Já a A., ora recorrente, centra a sua pretensão na afirmação de que as listas de antiguidade não são actos administrativos e, nessa medida, não se lhe aplicam os prazos de impugnação judicial. Nas suas alegações de recurso, a recorrente sustenta que “As listas de antiguidade são essencialmente actos materiais com efeitos meramente declarativos, cujos efeitos se esgotam na constatação de determinados factos, concretamente daqueles que aí são declarados”. “Assim, querer atribuir às listas agora juntas a natureza de um acto administrativo entretanto consolidado na ordem jurídica contraria a natureza legal dessas listas, o seu próprio conteúdo que não contem qualquer elemento que pudesse, sequer, permitir à Autora reagir contra a não contabilização das faltas por doença acima dos 30 dias e a jurisprudência maioritária e toda a mais recente”.
Vejamos se assiste razão à recorrente, relembrando que a excepção de inimpugnabilidade do acto impugnado pela ora recorrente foi considerada improcedente por saneador-sentença entretanto transitado em julgado.
As listas (anuais) de antiguidade colocam aqueles que delas constam num determinado lugar em função da contagem do tempo de serviço por cada um prestado. As listas são homologadas por quem de direito (in casu, nos termos DL n.º 132.º/2012, de 27.06, entretanto sujeito a algumas alterações), devem ser publicadas e podem ser objecto de reclamação. A natureza de acto administrativo do acto/despacho de homologação das listas de antiguidade é, a nosso ver, uma evidência, sendo este acto que define a situação jurídica de cada uma das pessoas que consta dessas listas. Tal como é evidente que, na medida em que as listas homologadas contenham dados errados, pode considerar-se estarmos perante um acto administrativo lesivo dos direitos e interesses dos administrados.

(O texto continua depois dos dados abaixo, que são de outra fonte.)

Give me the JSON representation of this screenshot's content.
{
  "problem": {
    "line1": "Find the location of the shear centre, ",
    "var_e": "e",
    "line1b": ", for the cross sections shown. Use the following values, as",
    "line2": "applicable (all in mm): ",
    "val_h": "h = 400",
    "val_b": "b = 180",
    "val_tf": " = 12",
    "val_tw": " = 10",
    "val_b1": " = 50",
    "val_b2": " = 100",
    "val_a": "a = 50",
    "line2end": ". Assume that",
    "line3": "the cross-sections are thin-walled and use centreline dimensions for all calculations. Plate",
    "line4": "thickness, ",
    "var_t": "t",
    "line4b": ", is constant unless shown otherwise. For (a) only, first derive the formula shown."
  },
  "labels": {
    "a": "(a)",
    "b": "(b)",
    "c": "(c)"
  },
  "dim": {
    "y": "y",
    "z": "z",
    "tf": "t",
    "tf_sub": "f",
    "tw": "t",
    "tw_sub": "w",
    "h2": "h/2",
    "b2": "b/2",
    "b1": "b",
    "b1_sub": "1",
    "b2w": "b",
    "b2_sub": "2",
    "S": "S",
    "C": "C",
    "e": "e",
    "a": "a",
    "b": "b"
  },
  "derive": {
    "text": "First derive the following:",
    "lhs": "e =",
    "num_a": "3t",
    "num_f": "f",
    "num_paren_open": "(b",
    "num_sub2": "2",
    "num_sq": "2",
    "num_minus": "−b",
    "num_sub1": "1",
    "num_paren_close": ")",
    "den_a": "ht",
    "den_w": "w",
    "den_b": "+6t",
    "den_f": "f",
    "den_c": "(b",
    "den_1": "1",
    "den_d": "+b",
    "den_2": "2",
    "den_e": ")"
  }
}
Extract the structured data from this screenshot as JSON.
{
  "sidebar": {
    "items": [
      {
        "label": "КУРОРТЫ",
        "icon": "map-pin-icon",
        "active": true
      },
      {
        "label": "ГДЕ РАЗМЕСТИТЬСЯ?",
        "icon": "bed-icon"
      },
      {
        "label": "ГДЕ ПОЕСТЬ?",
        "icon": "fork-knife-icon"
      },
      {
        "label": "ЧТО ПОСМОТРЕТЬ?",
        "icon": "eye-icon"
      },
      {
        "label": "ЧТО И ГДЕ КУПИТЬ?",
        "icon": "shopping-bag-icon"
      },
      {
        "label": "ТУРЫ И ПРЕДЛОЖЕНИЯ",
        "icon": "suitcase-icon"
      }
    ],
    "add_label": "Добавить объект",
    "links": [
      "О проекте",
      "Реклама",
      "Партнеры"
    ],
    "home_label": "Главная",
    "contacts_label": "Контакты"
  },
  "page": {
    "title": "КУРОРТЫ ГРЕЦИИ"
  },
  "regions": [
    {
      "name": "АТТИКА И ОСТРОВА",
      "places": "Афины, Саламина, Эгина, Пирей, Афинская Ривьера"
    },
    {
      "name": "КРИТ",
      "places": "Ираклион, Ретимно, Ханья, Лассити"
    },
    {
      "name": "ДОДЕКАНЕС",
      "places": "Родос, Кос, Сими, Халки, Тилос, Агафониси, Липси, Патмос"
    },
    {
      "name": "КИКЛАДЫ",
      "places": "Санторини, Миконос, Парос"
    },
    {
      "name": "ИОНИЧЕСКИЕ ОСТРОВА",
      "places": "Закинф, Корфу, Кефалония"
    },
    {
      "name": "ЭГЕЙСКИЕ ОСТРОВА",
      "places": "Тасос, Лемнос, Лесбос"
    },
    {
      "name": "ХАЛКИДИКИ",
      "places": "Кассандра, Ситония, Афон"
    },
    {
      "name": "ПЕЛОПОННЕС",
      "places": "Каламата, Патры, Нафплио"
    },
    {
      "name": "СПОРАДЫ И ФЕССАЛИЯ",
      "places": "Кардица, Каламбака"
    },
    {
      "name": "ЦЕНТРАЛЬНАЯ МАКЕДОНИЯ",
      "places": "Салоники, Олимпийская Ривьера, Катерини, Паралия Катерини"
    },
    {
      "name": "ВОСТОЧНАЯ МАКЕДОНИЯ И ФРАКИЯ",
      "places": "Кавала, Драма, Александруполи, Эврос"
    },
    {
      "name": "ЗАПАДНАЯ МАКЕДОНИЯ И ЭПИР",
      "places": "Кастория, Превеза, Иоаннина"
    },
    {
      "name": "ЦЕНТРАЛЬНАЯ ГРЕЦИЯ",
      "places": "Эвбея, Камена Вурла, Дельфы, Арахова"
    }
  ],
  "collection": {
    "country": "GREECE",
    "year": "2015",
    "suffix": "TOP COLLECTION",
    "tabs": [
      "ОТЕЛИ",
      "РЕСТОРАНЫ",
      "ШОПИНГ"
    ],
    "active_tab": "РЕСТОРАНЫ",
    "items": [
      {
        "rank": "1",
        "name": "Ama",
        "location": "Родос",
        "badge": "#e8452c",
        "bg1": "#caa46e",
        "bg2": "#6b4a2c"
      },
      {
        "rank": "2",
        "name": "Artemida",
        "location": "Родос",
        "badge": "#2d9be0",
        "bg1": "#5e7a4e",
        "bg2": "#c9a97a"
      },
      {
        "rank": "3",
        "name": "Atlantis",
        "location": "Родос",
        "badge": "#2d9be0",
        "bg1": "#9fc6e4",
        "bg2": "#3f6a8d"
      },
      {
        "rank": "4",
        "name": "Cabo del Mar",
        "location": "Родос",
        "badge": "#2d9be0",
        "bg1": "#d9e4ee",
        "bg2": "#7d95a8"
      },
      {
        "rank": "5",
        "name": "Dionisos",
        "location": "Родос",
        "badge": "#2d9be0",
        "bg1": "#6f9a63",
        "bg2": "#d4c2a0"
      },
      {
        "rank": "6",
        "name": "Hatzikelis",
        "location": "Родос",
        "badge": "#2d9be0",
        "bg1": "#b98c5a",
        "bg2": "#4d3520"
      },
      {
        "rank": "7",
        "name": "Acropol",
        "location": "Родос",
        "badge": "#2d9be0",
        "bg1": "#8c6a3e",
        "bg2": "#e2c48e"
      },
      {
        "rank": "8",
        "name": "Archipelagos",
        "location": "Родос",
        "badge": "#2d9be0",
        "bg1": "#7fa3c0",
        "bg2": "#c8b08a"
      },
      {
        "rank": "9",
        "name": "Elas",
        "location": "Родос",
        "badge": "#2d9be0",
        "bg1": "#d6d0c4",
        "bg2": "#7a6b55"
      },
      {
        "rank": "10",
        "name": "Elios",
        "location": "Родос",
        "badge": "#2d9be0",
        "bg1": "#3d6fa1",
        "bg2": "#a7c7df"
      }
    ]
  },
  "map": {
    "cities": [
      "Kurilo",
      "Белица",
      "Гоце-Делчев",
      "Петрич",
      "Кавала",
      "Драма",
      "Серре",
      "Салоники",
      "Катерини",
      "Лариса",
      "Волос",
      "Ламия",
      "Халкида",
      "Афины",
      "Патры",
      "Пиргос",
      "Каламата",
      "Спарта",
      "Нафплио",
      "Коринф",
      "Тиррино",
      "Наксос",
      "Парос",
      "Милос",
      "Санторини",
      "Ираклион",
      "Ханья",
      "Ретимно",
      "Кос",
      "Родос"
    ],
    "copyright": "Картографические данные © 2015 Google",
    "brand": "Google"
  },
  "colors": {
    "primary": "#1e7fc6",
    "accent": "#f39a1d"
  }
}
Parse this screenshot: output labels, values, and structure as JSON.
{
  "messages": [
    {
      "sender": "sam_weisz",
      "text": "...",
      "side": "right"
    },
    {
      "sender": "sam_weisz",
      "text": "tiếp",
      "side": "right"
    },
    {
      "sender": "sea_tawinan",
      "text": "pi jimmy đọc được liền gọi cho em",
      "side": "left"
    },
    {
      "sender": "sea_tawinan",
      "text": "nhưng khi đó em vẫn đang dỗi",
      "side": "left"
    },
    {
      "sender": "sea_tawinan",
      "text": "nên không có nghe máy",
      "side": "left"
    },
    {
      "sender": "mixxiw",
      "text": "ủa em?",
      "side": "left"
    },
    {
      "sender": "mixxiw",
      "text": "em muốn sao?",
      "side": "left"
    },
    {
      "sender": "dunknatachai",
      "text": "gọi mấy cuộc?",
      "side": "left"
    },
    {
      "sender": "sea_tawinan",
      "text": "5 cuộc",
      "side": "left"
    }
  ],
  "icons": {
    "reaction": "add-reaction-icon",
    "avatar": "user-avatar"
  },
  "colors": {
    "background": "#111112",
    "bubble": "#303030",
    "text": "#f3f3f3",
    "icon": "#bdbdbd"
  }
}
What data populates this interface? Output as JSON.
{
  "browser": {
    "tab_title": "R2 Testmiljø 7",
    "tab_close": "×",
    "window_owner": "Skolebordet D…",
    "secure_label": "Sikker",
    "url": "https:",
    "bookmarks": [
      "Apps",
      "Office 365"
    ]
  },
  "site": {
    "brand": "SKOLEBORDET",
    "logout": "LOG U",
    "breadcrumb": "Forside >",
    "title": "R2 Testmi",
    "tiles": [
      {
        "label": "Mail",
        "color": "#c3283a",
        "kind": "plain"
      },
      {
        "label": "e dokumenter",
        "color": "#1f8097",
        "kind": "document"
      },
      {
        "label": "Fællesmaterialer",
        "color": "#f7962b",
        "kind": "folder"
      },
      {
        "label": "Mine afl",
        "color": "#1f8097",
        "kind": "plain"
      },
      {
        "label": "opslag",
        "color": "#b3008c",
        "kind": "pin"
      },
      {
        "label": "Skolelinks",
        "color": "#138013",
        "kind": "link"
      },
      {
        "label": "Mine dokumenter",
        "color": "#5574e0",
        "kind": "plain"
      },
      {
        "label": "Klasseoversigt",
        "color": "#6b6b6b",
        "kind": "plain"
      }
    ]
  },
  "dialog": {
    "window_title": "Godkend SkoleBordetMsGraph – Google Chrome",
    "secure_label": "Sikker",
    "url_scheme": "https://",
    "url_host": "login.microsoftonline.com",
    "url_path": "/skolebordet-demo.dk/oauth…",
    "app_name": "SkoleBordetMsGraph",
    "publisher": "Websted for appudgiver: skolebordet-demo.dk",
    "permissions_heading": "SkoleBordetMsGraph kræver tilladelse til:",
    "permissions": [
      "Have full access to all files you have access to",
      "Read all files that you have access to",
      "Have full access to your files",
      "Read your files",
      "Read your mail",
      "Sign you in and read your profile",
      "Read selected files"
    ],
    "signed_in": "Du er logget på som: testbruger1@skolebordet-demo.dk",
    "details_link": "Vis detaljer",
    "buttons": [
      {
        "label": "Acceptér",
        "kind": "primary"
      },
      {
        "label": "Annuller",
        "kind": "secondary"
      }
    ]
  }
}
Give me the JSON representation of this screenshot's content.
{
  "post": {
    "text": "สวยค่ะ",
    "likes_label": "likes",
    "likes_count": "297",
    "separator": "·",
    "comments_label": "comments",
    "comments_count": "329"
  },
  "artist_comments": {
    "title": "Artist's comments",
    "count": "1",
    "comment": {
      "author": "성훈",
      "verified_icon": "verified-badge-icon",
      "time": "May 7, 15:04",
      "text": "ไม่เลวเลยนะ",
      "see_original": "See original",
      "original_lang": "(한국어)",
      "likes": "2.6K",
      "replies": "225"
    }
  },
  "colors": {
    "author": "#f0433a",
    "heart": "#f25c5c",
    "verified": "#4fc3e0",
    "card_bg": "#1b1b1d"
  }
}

Sucede, porém, que a este acto administrativo devem aplicar-se as regras normais relativas à impugnação judicial dos actos administrativos, designadamente a do prazo de impugnação e a da suspensão desse prazo como consequência de interposição de reclamação. Mais ainda, deve entender-se que se consolidam na ordem jurídica, decorrido um ano, os actos constitutivos decorrentes das contagens efectuadas, ou seja, os efeitos jurídicos já produzidos, até como forma de cumprir a exigência de tutela das posições jurídicas entretanto adquiridas por todos aqueles que igualmente constam da lista de antiguidade. Deste modo, deve concluir-se que já não é possível atacar esta específica lista anual de antiguidade com fundamento nos alegados erros de contagem do tempo de serviço que aí constam.
Em face de todo o exposto, deve improceder a pretensão de recurso da recorrente.

III – Decisão

Nos termos e com os fundamentos expostos, acordam os Juízes da Secção de Contencioso Administrativo em negar provimento ao recurso.

Custas pela recorrente.

Lisboa, 17 de Maio de 2018. – Maria Benedita Malaquias Pires Urbano (relatora) – Alberto Acácio de Sá Costa Reis – Teresa Maria Sena Ferreira de Sousa.